The corridor running along the rooms in the east wing, from the direction of the interior courtyard of the Sułkowski Dukes’ Castle is dedicated to the presentation of artists’ print work, that is works in which the whole process of creativity – from the draft design itself, through the choice of appropriate technique and form of printing, to the preparation of print copies known as engravings – is in the hands of the artist. The works on display present an overview of all types of print techniques: offset, intaglio and relief printing, in single or varied colours; ranging from copperplate engraving, etching, aquatint, mezzotint, through linocut and lithographs to xylographs (woodcuts). They originate from a collection numbering almost 100 works, published in annual portfolios by the Vienna publishing house Jahresmappe der Gesellschaft für vervielfältigende Kunst between 1898 and 1922. At the turn of the 20th century the best European graphic designers from Austria, Belgium, the Czech Republic, France, the Netherlands, Germany, Poland, Switzerland and Italy worked with that publishing house.
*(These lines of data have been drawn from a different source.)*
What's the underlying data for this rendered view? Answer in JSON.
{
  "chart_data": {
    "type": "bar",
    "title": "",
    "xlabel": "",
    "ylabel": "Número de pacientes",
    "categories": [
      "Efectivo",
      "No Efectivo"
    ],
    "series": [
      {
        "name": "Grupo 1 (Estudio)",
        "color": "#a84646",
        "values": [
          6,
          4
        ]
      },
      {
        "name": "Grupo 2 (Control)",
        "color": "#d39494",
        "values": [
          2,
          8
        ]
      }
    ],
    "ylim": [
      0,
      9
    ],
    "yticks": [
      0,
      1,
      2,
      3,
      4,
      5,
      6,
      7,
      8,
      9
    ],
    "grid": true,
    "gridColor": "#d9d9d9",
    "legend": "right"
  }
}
The predominant artistic theme related to various types of landscape, although there are also examples of still life and works of a symbolic or allegorical character.
Among the works on display, of note are the colourful lithographs of Polish artist Józef Rapacki, a Polish Jew, Armin Horowitz and two Austrians, Franz Wacik and Max Suppantschnitsch.
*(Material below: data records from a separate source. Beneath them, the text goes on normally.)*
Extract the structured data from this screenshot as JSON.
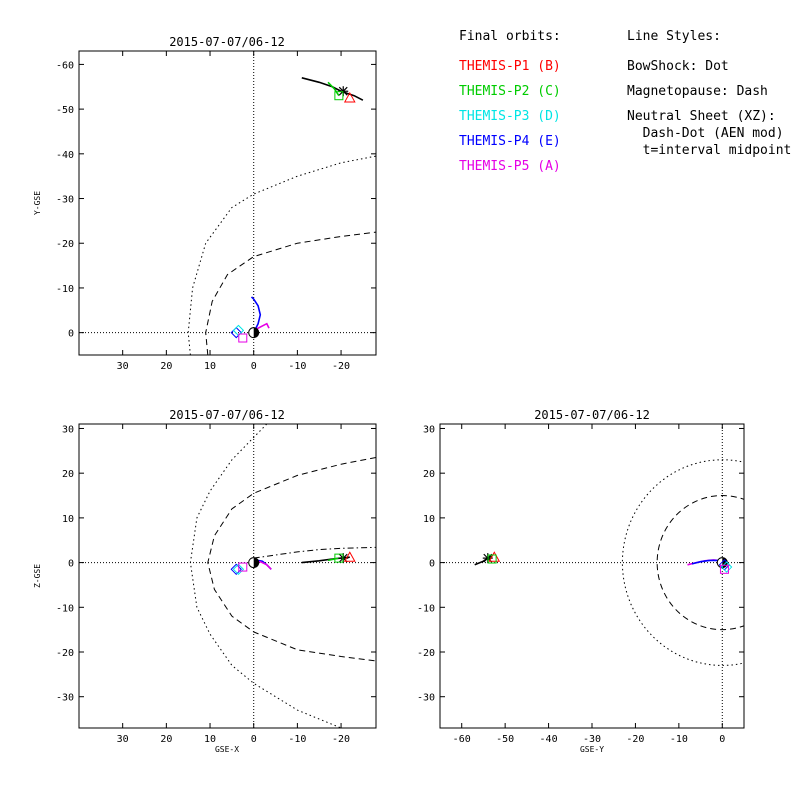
{
  "legend": {
    "orbits_title": "Final orbits:",
    "orbits": [
      {
        "label": "THEMIS-P1 (B)",
        "color": "#ff0000"
      },
      {
        "label": "THEMIS-P2 (C)",
        "color": "#00cc00"
      },
      {
        "label": "THEMIS-P3 (D)",
        "color": "#00e5e5"
      },
      {
        "label": "THEMIS-P4 (E)",
        "color": "#0000ff"
      },
      {
        "label": "THEMIS-P5 (A)",
        "color": "#e600e6"
      }
    ],
    "styles_title": "Line Styles:",
    "styles": [
      "BowShock: Dot",
      "Magnetopause: Dash",
      "Neutral Sheet (XZ):",
      "  Dash-Dot (AEN mod)",
      "  t=interval midpoint"
    ]
  },
  "chart_data": [
    {
      "id": "xy",
      "type": "line",
      "title": "2015-07-07/06-12",
      "xlabel": "",
      "ylabel": "Y-GSE",
      "xlim": [
        40,
        -28
      ],
      "ylim": [
        5,
        -63
      ],
      "xticks": [
        30,
        20,
        10,
        0,
        -10,
        -20
      ],
      "yticks": [
        0,
        -10,
        -20,
        -30,
        -40,
        -50,
        -60
      ],
      "series": [
        {
          "name": "bowshock",
          "style": "dot",
          "points": [
            [
              14.5,
              5
            ],
            [
              15,
              0
            ],
            [
              14,
              -10
            ],
            [
              11,
              -20
            ],
            [
              5,
              -28
            ],
            [
              0,
              -31
            ],
            [
              -10,
              -35
            ],
            [
              -20,
              -38
            ],
            [
              -28,
              -39.5
            ]
          ]
        },
        {
          "name": "magnetopause",
          "style": "dash",
          "points": [
            [
              10.5,
              5
            ],
            [
              11,
              0
            ],
            [
              9.5,
              -7
            ],
            [
              6,
              -13
            ],
            [
              0,
              -17
            ],
            [
              -10,
              -20
            ],
            [
              -20,
              -21.5
            ],
            [
              -28,
              -22.5
            ]
          ]
        },
        {
          "name": "P4 orbit",
          "color": "#0000ff",
          "points": [
            [
              0,
              0
            ],
            [
              -1,
              -2
            ],
            [
              -1.5,
              -4
            ],
            [
              -1,
              -6
            ],
            [
              0,
              -7.5
            ],
            [
              0.5,
              -8
            ]
          ]
        },
        {
          "name": "P5 orbit",
          "color": "#e600e6",
          "points": [
            [
              0,
              0
            ],
            [
              -1,
              -1
            ],
            [
              -2,
              -1.5
            ],
            [
              -3,
              -2
            ],
            [
              -3.5,
              -1
            ]
          ]
        },
        {
          "name": "P1 orbit",
          "color": "#000000",
          "points": [
            [
              -11,
              -57
            ],
            [
              -15,
              -56
            ],
            [
              -18,
              -55
            ],
            [
              -20,
              -54
            ],
            [
              -23,
              -53
            ],
            [
              -25,
              -52
            ]
          ]
        },
        {
          "name": "P2 orbit",
          "color": "#00cc00",
          "points": [
            [
              -17,
              -56
            ],
            [
              -18.5,
              -54.5
            ],
            [
              -19.5,
              -53
            ]
          ]
        }
      ],
      "markers": [
        {
          "x": -20.5,
          "y": -54,
          "shape": "star",
          "color": "#000000"
        },
        {
          "x": -22,
          "y": -52.5,
          "shape": "triangle",
          "color": "#ff0000"
        },
        {
          "x": -19.5,
          "y": -53,
          "shape": "square",
          "color": "#00cc00"
        },
        {
          "x": 4,
          "y": 0,
          "shape": "diamond",
          "color": "#0000ff"
        },
        {
          "x": 3.5,
          "y": -0.5,
          "shape": "diamond",
          "color": "#00e5e5"
        },
        {
          "x": 2.5,
          "y": 1.2,
          "shape": "square",
          "color": "#e600e6"
        }
      ]
    },
    {
      "id": "xz",
      "type": "line",
      "title": "2015-07-07/06-12",
      "xlabel": "GSE-X",
      "ylabel": "Z-GSE",
      "xlim": [
        40,
        -28
      ],
      "ylim": [
        -37,
        31
      ],
      "xticks": [
        30,
        20,
        10,
        0,
        -10,
        -20
      ],
      "yticks": [
        -30,
        -20,
        -10,
        0,
        10,
        20,
        30
      ],
      "series": [
        {
          "name": "bowshock",
          "style": "dot",
          "points": [
            [
              -3,
              31
            ],
            [
              0,
              28
            ],
            [
              5,
              23
            ],
            [
              10,
              16
            ],
            [
              13,
              10
            ],
            [
              14.5,
              0
            ],
            [
              13,
              -10
            ],
            [
              10,
              -16
            ],
            [
              5,
              -23
            ],
            [
              0,
              -27
            ],
            [
              -10,
              -33
            ],
            [
              -20,
              -37
            ]
          ]
        },
        {
          "name": "magnetopause",
          "style": "dash",
          "points": [
            [
              -28,
              23.5
            ],
            [
              -20,
              22
            ],
            [
              -10,
              19.5
            ],
            [
              0,
              15.5
            ],
            [
              5,
              12
            ],
            [
              9,
              6
            ],
            [
              10.5,
              0
            ],
            [
              9,
              -6
            ],
            [
              5,
              -12
            ],
            [
              0,
              -15.5
            ],
            [
              -10,
              -19.5
            ],
            [
              -20,
              -21
            ],
            [
              -28,
              -22
            ]
          ]
        },
        {
          "name": "neutral sheet",
          "style": "dashdot",
          "points": [
            [
              0,
              1
            ],
            [
              -5,
              1.7
            ],
            [
              -10,
              2.4
            ],
            [
              -15,
              2.9
            ],
            [
              -20,
              3.2
            ],
            [
              -28,
              3.4
            ]
          ]
        },
        {
          "name": "P4 orbit",
          "color": "#0000ff",
          "points": [
            [
              0,
              0
            ],
            [
              -1,
              0.5
            ],
            [
              -2,
              0.3
            ],
            [
              -3,
              -0.5
            ],
            [
              -4,
              -1.5
            ]
          ]
        },
        {
          "name": "P5 orbit",
          "color": "#e600e6",
          "points": [
            [
              0,
              0
            ],
            [
              -1.5,
              0.2
            ],
            [
              -3,
              -0.5
            ],
            [
              -4,
              -1.5
            ]
          ]
        },
        {
          "name": "P1 orbit",
          "color": "#000000",
          "points": [
            [
              -11,
              0
            ],
            [
              -15,
              0.4
            ],
            [
              -18,
              0.8
            ],
            [
              -20,
              1
            ],
            [
              -22,
              1.2
            ]
          ]
        },
        {
          "name": "P2 orbit",
          "color": "#00cc00",
          "points": [
            [
              -17,
              0.5
            ],
            [
              -18.5,
              0.8
            ],
            [
              -19.5,
              1
            ]
          ]
        }
      ],
      "markers": [
        {
          "x": -20.5,
          "y": 1,
          "shape": "star",
          "color": "#000000"
        },
        {
          "x": -22,
          "y": 1.2,
          "shape": "triangle",
          "color": "#ff0000"
        },
        {
          "x": -19.5,
          "y": 1,
          "shape": "square",
          "color": "#00cc00"
        },
        {
          "x": 4,
          "y": -1.5,
          "shape": "diamond",
          "color": "#0000ff"
        },
        {
          "x": 3.5,
          "y": -1.5,
          "shape": "diamond",
          "color": "#00e5e5"
        },
        {
          "x": 2.5,
          "y": -1,
          "shape": "square",
          "color": "#e600e6"
        }
      ]
    },
    {
      "id": "yz",
      "type": "line",
      "title": "2015-07-07/06-12",
      "xlabel": "GSE-Y",
      "ylabel": "",
      "xlim": [
        -65,
        5
      ],
      "ylim": [
        -37,
        31
      ],
      "xticks": [
        -60,
        -50,
        -40,
        -30,
        -20,
        -10,
        0
      ],
      "yticks": [
        -30,
        -20,
        -10,
        0,
        10,
        20,
        30
      ],
      "series": [
        {
          "name": "bowshock",
          "style": "dot",
          "circle": true,
          "cx": 0,
          "cy": 0,
          "r": 23
        },
        {
          "name": "magnetopause",
          "style": "dash",
          "circle": true,
          "cx": 0,
          "cy": 0,
          "r": 15
        },
        {
          "name": "P5 orbit",
          "color": "#e600e6",
          "points": [
            [
              -8,
              -0.5
            ],
            [
              -6,
              0
            ],
            [
              -4,
              0.4
            ],
            [
              -2,
              0.6
            ],
            [
              -1,
              0.5
            ],
            [
              0,
              0
            ],
            [
              0.5,
              -0.5
            ]
          ]
        },
        {
          "name": "P4 orbit",
          "color": "#0000ff",
          "points": [
            [
              -7,
              -0.3
            ],
            [
              -5,
              0.2
            ],
            [
              -3,
              0.5
            ],
            [
              -1,
              0.5
            ],
            [
              0.5,
              0
            ]
          ]
        },
        {
          "name": "P1 orbit",
          "color": "#000000",
          "points": [
            [
              -57,
              -0.5
            ],
            [
              -55,
              0.3
            ],
            [
              -54,
              1
            ],
            [
              -53,
              1.4
            ]
          ]
        },
        {
          "name": "P2 orbit",
          "color": "#00cc00",
          "points": [
            [
              -54,
              0.5
            ],
            [
              -53.5,
              1
            ],
            [
              -53,
              1.2
            ]
          ]
        }
      ],
      "markers": [
        {
          "x": -54,
          "y": 1,
          "shape": "star",
          "color": "#000000"
        },
        {
          "x": -52.5,
          "y": 1.2,
          "shape": "triangle",
          "color": "#ff0000"
        },
        {
          "x": -53,
          "y": 0.8,
          "shape": "square",
          "color": "#00cc00"
        },
        {
          "x": 0.5,
          "y": -0.5,
          "shape": "diamond",
          "color": "#0000ff"
        },
        {
          "x": 1,
          "y": -1,
          "shape": "diamond",
          "color": "#00e5e5"
        },
        {
          "x": 0.5,
          "y": -1.5,
          "shape": "square",
          "color": "#e600e6"
        }
      ]
    }
  ]
}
The incredibly time-consuming and difficult technique of coloured woodcuts, where a separate coloured block was used for each colour, was employed by the following: Carl Theodor Thiemann (German), Maximilian Kurzweil, Wilhelm Laage, Carl Moll and Josef Stoitzner (all Austrians), Adolf Zdrazila (Czech), and French artist, Paul Emil Colin.
Most of the prints are copperplates, similar to etchings, by accomplished graphic designers from France, Germany, Austrian Styria, the Czech Republic, Switzerland, Belgium, and the Netherlands. The colourful copperplate prints by Marten van der Loo are incredibly picturesque, reminiscent of watercolour painting.